Opposition Politicians To Face Trial

Panafrican News Agency (Khartoum), 13 January 2001

Six Sudanese opposition leaders accused of conspiring with the US to destabilise the Khartoum government are soon to face trial, Justice Minister Ali Osman Yassin announced Saturday.

“In the light of the investigations and interrogations, enough evidence was found to put them on trial,” Yassin said, adding that charges were being prepared against the politicians.

The Minister said the trial will be held “in the coming days,” but gave no further details.
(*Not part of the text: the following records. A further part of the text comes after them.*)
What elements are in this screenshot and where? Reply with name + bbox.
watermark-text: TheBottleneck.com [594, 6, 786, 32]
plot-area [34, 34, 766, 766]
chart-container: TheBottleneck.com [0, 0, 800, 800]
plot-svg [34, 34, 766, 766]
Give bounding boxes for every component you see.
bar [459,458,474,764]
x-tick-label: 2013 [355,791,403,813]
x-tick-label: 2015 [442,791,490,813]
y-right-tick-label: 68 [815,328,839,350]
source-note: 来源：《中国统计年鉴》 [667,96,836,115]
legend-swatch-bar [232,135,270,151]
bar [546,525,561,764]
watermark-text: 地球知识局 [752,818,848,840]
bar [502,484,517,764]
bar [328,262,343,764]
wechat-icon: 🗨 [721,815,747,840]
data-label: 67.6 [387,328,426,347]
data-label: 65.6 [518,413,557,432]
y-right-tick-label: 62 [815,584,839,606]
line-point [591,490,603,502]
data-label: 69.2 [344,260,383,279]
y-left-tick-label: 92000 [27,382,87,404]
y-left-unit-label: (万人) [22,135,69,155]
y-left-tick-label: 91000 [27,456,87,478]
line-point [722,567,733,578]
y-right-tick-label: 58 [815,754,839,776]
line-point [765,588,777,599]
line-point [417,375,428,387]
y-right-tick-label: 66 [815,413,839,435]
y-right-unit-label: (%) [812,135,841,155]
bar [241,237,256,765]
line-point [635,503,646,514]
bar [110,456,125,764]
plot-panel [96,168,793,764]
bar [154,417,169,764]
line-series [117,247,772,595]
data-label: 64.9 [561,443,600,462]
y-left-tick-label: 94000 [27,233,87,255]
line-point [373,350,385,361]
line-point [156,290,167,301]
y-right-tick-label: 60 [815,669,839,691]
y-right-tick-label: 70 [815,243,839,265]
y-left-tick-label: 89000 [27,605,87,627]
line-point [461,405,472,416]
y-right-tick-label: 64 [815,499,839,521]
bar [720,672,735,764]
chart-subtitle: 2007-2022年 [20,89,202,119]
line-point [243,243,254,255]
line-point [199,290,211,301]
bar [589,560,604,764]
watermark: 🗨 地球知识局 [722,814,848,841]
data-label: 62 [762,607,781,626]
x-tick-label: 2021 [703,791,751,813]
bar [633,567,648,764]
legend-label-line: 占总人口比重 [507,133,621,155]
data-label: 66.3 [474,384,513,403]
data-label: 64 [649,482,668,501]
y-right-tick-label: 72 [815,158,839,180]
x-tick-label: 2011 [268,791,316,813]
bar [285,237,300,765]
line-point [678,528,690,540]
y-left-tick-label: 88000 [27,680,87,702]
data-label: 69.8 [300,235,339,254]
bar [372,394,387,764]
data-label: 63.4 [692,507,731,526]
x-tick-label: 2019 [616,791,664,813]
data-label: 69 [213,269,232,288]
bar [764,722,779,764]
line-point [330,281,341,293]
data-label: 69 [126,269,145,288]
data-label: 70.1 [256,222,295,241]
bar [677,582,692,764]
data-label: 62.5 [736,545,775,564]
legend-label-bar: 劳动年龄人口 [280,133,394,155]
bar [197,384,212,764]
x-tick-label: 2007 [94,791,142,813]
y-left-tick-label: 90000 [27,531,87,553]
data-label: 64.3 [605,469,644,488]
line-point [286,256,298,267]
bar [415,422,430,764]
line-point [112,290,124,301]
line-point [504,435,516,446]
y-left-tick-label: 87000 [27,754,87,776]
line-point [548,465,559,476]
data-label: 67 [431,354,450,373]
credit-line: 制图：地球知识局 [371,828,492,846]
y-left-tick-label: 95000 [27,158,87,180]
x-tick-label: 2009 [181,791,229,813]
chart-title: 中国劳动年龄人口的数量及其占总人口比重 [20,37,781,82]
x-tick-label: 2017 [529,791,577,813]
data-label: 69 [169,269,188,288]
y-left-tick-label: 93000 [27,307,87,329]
On 6 December 2000, Sudanese State security said in a statement it arrested six members of the opposition National Democratic Alliance (NDA) at a meeting they were holding with Glenns Warren, a diplomat in the US Embassy in Khartoum.

The six were identified as Ali el Sayed of the Democratic Unionist Party, Mohammed Suleiman of the out-lawed Higher Council of Trade Unions, Joseph Okelo, the NDA Secretary, Mohammed Mahjoub of the Sudanese Communist Party, Mohammed Widatalla of the Arab Ba’ath Party, and Stance Jimmy, an assistant to the NDA Secretary.

The statement claimed the meeting was drawing up plans for a popular uprising to be aided with armed action.

It also accused the men of planning to leak information that could help Col. John Garang's rebel Sudan People's Liberation Army (SPLA), to attack and occupy towns and sabotage government facilities.

The American diplomat was promptly declared persona non grata and ordered to leave Sudan by the Foreign Ministry.

Sudan is on Washington's blacklist for allegedly sponsoring State terrorism.